System Status

Status of PlayFab services and history of incidents

Operational
Partial Outage
Major Outage

Potential Segmentation Service Degradation

Incident Report for PlayFab

Postmortem

On April 17th, 2024, between 1:49 PM and 10:15 PM UTC, some customers experienced delays and errors when using PlayFab's Gaming Insights service, which provides reports, trends, and segmentation features for game developers. The incident was caused by a storage outage in the West US 2 region that throttled two of our Kusto clusters.

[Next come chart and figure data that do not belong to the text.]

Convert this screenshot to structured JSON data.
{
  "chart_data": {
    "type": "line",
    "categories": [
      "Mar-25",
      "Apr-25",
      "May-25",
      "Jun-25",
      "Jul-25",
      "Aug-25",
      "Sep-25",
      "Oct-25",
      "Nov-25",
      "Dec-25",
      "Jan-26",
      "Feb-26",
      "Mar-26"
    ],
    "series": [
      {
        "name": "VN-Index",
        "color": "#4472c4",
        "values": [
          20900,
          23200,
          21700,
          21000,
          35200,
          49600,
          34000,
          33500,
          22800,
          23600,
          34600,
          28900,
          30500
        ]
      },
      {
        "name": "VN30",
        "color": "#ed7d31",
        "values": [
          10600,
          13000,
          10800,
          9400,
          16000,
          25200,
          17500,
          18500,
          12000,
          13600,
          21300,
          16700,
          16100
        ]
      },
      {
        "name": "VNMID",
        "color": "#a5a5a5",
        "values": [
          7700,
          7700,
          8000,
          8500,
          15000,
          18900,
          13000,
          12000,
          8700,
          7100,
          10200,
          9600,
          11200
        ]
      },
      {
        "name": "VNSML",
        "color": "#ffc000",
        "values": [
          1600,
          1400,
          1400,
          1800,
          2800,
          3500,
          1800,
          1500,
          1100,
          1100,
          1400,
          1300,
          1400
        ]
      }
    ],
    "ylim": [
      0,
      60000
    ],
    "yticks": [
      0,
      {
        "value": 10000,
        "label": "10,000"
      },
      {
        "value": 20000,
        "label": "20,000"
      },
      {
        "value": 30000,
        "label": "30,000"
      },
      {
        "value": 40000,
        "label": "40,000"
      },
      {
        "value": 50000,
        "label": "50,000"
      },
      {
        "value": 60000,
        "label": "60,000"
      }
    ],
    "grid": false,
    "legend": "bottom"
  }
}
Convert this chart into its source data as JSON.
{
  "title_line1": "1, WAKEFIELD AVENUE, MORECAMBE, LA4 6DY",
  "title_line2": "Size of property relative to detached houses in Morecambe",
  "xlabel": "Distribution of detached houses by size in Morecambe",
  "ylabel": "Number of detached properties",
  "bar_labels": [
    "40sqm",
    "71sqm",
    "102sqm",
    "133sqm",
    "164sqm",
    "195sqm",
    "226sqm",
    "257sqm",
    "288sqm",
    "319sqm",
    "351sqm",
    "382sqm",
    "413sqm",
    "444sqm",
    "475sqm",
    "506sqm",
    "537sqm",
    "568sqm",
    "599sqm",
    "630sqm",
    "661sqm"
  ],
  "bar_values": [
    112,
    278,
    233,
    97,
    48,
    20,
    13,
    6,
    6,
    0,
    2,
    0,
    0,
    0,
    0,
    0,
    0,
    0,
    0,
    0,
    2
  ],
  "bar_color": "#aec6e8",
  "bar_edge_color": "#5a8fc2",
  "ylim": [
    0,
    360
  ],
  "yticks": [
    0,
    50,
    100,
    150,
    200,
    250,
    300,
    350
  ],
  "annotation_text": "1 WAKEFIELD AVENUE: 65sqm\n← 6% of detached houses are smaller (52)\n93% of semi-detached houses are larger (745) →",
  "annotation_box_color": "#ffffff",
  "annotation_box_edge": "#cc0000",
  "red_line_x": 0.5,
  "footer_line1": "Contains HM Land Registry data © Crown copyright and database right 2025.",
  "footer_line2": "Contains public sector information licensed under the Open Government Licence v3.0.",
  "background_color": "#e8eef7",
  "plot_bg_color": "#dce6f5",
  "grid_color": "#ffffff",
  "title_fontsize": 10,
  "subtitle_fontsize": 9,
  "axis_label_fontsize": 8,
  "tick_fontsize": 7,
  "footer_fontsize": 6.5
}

We resolved the issue by scaling up the clusters while the storage outage was ongoing. 

Action Items 

To prevent similar incidents from happening again, we have taken the following actions: 

  • We turned on the monitoring and alerting for the Kusto clusters, which was previously disabled. 
  • We changed the autoscaling rules for both clusters to be more reactive to changes in CPU and cache utilization. 
  • We improved our communication with the Kusto team and subscribed to their outage notifications.
Posted May 08, 2024 - 10:45 PDT

Resolved

This incident has been resolved.
Posted Apr 18, 2024 - 11:04 PDT

Update

We are continuing to monitor for any further issues.
Posted Apr 18, 2024 - 08:11 PDT

Update

We are continuing to monitor for any further issues.
Posted Apr 17, 2024 - 21:41 PDT

Update

We are seeing minor delays in data processing, which may affect the performance of segmentation-related features and APIs.
Posted Apr 17, 2024 - 21:41 PDT

Monitoring

We're currently monitoring service degradation that could affect segmentation, potentially causing delays in data processing and impacting the performance or functionality of segmentation-related features.
Posted Apr 17, 2024 - 20:51 PDT
This incident affected: Analytics (Trends, Reports, Dashboard) and API (Data).